Chapter LXII: Lying In Wait

74 2 0
                                    

The anticipation of what we were about to face had me keyed up. Unfortunately, staking out Monica's house was less about action and more about waiting. I sat on pins and needles, watching listlessly out the window as Monica and her family ate dinner.

"God, that looks good," I groaned, eyeing the grilled chicken and mashed potatoes piled onto Monica's husband's plate.

"We just ate a few hours ago," Dean grumbled from the front seat.

I rolled my eyes. As if fast food joints had anything on home cooked meals. "I'm a growing girl."

Dean shifted. I couldn't see his face, but I could imagine his furrowed eyebrows as he said, "You're twenty."

"And?" I shrugged. "You're twenty-six, and I don't comment on your three-burger-a-day habit, do I? Mr. I-Have-The-Arteries-Of-A-Middle-Aged-Man."

"Hey, not everyone can afford gourmet meals everyday," Dean retorted. "And there's nothing wrong with road food."

"Yeah, there is," I said. "If you take off all the vegetables on those burgers. You're gonna get scurvy."

"Apex predators don't get scurvy, little sister," Dean said, stretching in his chair.

"You're not a hyena, you ignoramus!"

"Come on, you guys," Sam groaned. "Knock it off." 

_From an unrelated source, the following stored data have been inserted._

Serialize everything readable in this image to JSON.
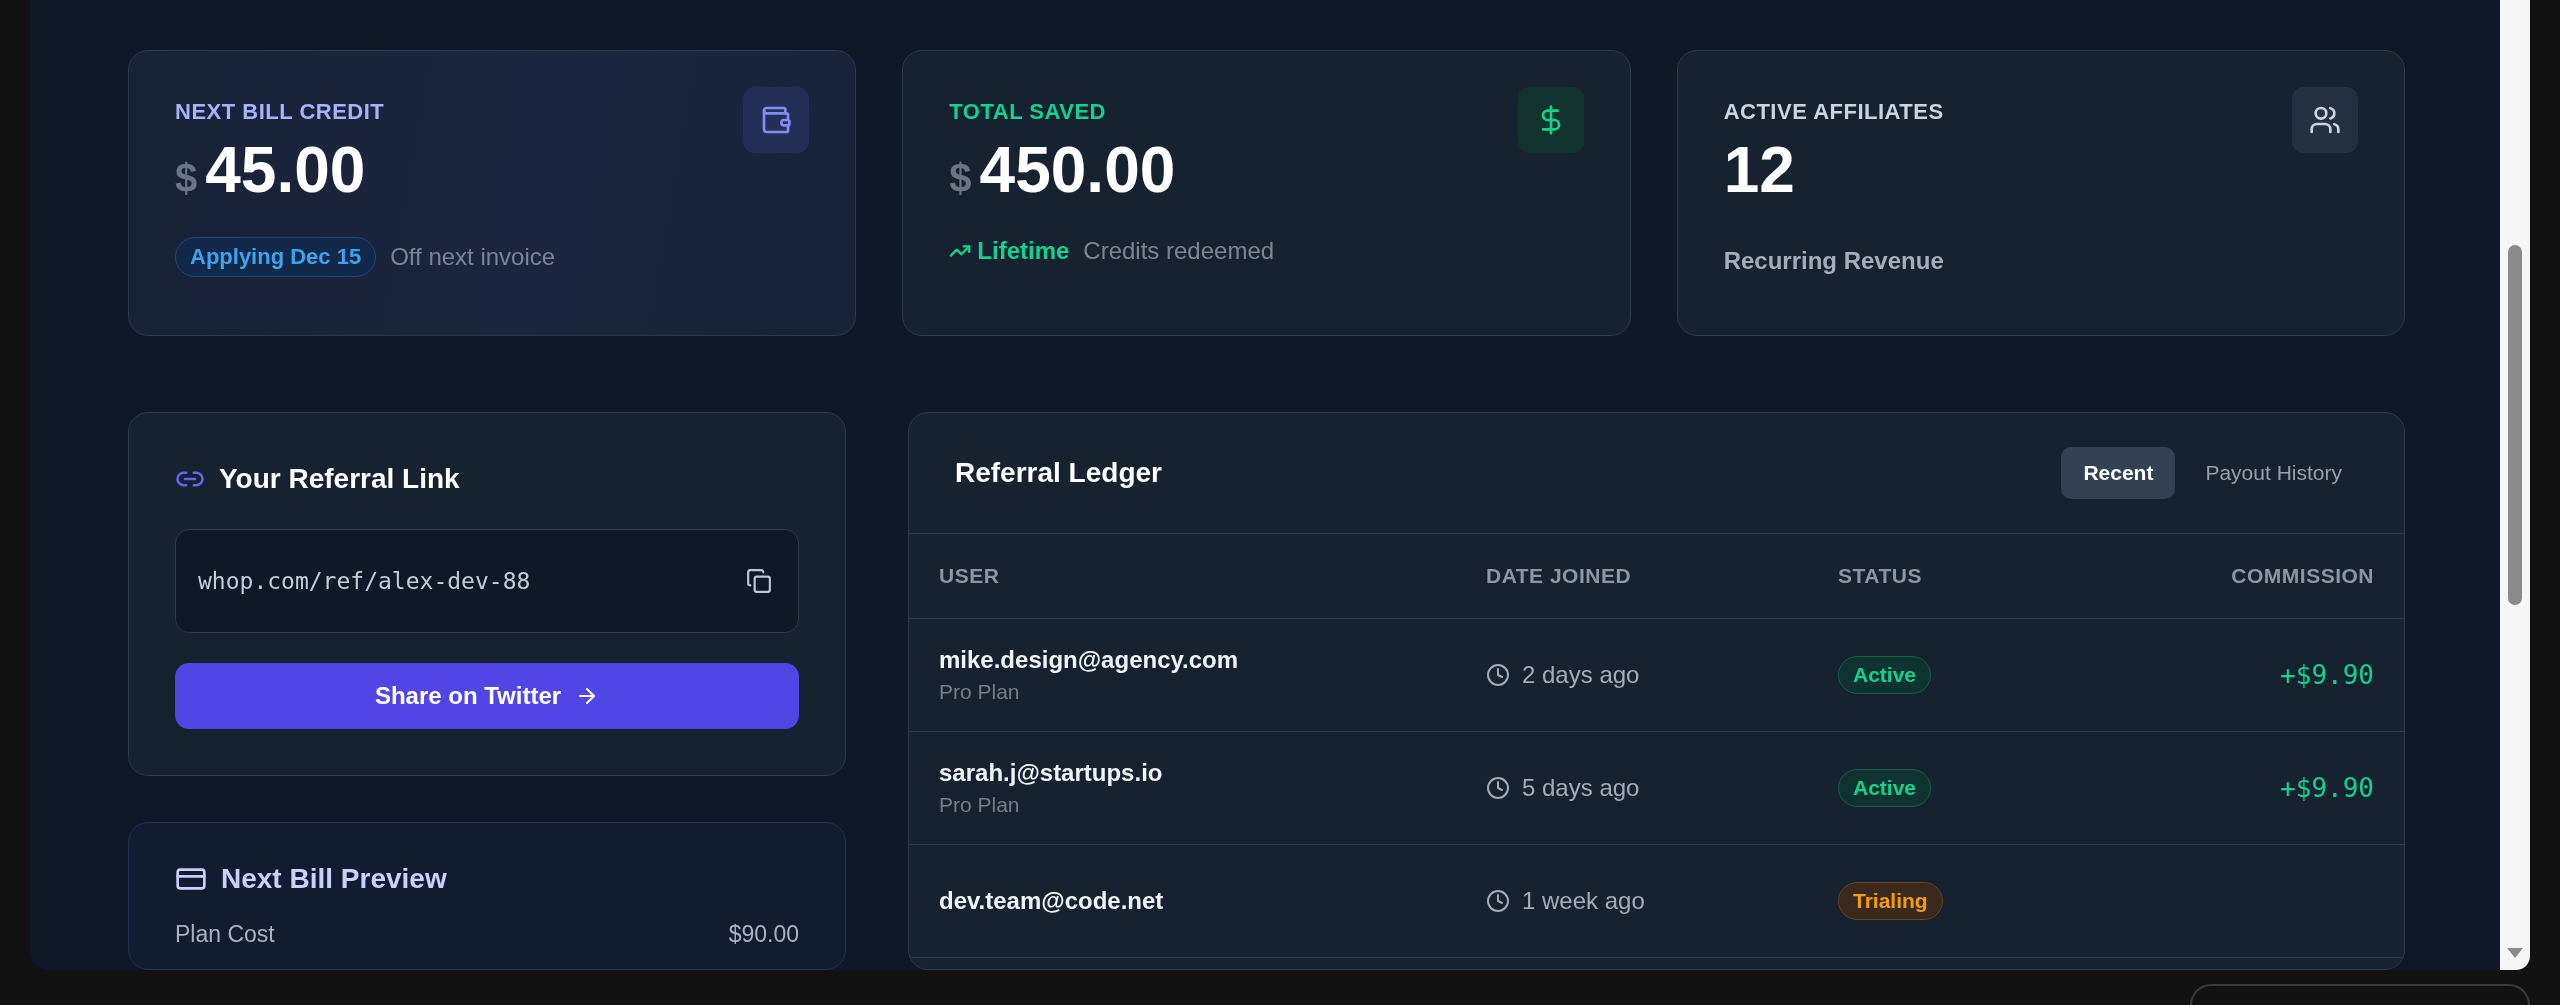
{
  "stats": [
    {
      "kind": "credit",
      "label": "NEXT BILL CREDIT",
      "color": "#a5b4fc",
      "currency": "$",
      "value": "45.00",
      "badge": "Applying Dec 15",
      "note": "Off next invoice"
    },
    {
      "kind": "saved",
      "label": "TOTAL SAVED",
      "color": "#10d48e",
      "currency": "$",
      "value": "450.00",
      "trend": "Lifetime",
      "note": "Credits redeemed"
    },
    {
      "kind": "affiliates",
      "label": "ACTIVE AFFILIATES",
      "color": "#cbd5e1",
      "value": "12",
      "note": "Recurring Revenue"
    }
  ],
  "referral": {
    "title": "Your Referral Link",
    "link": "whop.com/ref/alex-dev-88",
    "button": "Share on Twitter"
  },
  "bill_preview": {
    "title": "Next Bill Preview",
    "rows": [
      {
        "label": "Plan Cost",
        "value": "$90.00"
      }
    ]
  },
  "ledger": {
    "title": "Referral Ledger",
    "tabs": [
      {
        "label": "Recent",
        "selected": true
      },
      {
        "label": "Payout History",
        "selected": false
      }
    ],
    "columns": [
      "USER",
      "DATE JOINED",
      "STATUS",
      "COMMISSION"
    ],
    "rows": [
      {
        "user": "mike.design@agency.com",
        "plan": "Pro Plan",
        "date": "2 days ago",
        "status": {
          "kind": "active",
          "label": "Active"
        },
        "commission": "+$9.90"
      },
      {
        "user": "sarah.j@startups.io",
        "plan": "Pro Plan",
        "date": "5 days ago",
        "status": {
          "kind": "active",
          "label": "Active"
        },
        "commission": "+$9.90"
      },
      {
        "user": "dev.team@code.net",
        "date": "1 week ago",
        "status": {
          "kind": "trialing",
          "label": "Trialing"
        }
      }
    ]
  }
}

I huffed, annoyed, but slouched lower in my seat. I ground my teeth together in an attempt to hold in the ants scurrying along my bones. I was tired of waiting. The thought that the demon might take all night to do anything was unbearable. My mother used to describe me as her 'incorrigible hummingbird'; never staying still for long. As a child, the nickname used to drive me crazy. It was not a title she gave out of affection or humor. It was like an insult, spat at me like venom from an agitated rattlesnake. I was an annoying loose thread in her otherwise pristine life: a messy, unruly child with her father's temper and a penchant for getting into trouble.

Looking back now, life with her was so stifling. Even knowing it was true, the thought of hating any aspect of my life with my mother made guilt twist my stomach into knots. Despite her cold mannerisms, she had died protecting me. It made me feel evil for acknowledging any part of my life that held bad memories. Like I wasn't allowed to remember anything but the good.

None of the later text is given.